第1話 コインの表6
月曜日の朝、ぼくは気持ちの重さを引きずったまま登校した。思えば柳井たちからいじめを受けるようになってから、晴れ晴れとした気持ちで学校に来たことは一度もなかった。
ぼくはカバンから上履きを出した。柳井から毎日上履きをゴミ箱に捨てられたりしていたので、持ち帰るようにしていたのだ。それでも毎日ぼくの靴箱にゴミを入れられたり、つばを吐かれたりしていた。今日も靴箱を開けると、生ゴミが入れられていた。

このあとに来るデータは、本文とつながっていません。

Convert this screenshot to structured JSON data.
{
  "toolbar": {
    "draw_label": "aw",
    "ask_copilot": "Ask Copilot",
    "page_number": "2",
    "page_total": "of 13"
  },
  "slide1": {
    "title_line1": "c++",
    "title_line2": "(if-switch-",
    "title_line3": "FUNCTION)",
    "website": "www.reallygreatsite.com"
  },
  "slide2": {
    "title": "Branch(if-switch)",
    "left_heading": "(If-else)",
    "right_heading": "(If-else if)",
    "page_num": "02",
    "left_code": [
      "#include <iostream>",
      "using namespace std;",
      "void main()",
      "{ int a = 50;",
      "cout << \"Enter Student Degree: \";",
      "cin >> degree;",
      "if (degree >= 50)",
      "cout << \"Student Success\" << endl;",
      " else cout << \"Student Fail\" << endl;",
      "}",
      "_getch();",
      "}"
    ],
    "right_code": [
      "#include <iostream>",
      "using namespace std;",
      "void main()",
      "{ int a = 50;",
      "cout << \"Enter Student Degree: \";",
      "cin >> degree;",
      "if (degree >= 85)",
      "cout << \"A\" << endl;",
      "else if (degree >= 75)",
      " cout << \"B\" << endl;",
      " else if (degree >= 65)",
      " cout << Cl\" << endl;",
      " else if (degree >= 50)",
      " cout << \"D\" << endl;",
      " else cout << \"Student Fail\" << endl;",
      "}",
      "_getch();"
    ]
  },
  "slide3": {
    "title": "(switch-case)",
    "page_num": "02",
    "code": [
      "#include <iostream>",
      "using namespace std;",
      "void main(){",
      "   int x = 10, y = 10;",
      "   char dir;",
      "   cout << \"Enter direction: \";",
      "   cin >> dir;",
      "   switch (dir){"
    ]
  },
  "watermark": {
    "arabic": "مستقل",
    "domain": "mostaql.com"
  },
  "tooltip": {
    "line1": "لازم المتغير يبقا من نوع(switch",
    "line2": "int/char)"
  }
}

下駄箱のところで上靴に履き替えるぼくの横を、屈託のない笑顔で通り過ぎ、友達をみつけてじゃれ合う人がうらやましかった。普通の高校生活ってヤツを送ってみたかった。
「ハルさん」
背中越しにぼくの名前を呼ぶ低い声がした。ぼくのことを「ハルさん」と呼ぶ人はいない。驚いて振り向くと、そこには金曜日ロッカーから出てきた角刈り口髭の男がいた。一回見たら忘れられないインパクトがある。しかしぼくはわざと、とぼけて訊いた。
「だ、誰……ですか?」
ぼくがそう言うと、その男は馴れ馴れしくぼくと肩を組んできた。
「ひどいなぁ。僕らは友達でしょ?もう忘れちゃいましたか?」
「……え?」
「そう言えばまだ名前言ってませんでしたね」
その男はぼくから離れて頭を下げて挨拶した。
「中央第二探偵社のキャップであります」
「え?」
情報が多くて入ってこない…
中央第二というのはこの高校の名前だけど、探偵社?キャップ?意味がわからない。
「キャップというのはですな、キャプテンという意味で、私がみんなにそう呼べと言ったわけではなく、みんなが面白がってそう言うだけで、私としてはちょっとダサいから、いまいち納得はしてないんだけど、強制のしようがないし、特にこう呼んでほしいという名前もないので、とりあえず受け入れている次第なのであります」
自分の口髭を指先で横に引っ張りながら、なぜか恥ずかしそうに早口で言った。
やはりこの人は変だ。関わらないほうがいい。
ぼくの心の声がそう言った。
「ぼく、急いでるので」
ぼくは急いでその場から立ち去ろうとすると、その男はぼくにこう言った。
「3万払うんですか?」
ぼくは足を止めた。
この男はあの日ロッカーの中にいて、一部始終を聞かれていたんだった。そのことを思い出した。
ぼくは再び逃げるように走りだした。そのぼくの背中にその男は大声でこう言った。
「助けを求めることは、恥ずかしいことじゃない」
その大声に反応して、近くにいた登校していた生徒が驚いて彼を見た。
ぼくはその言葉を振り切るように駆け出し、教室の中に走り込んだ。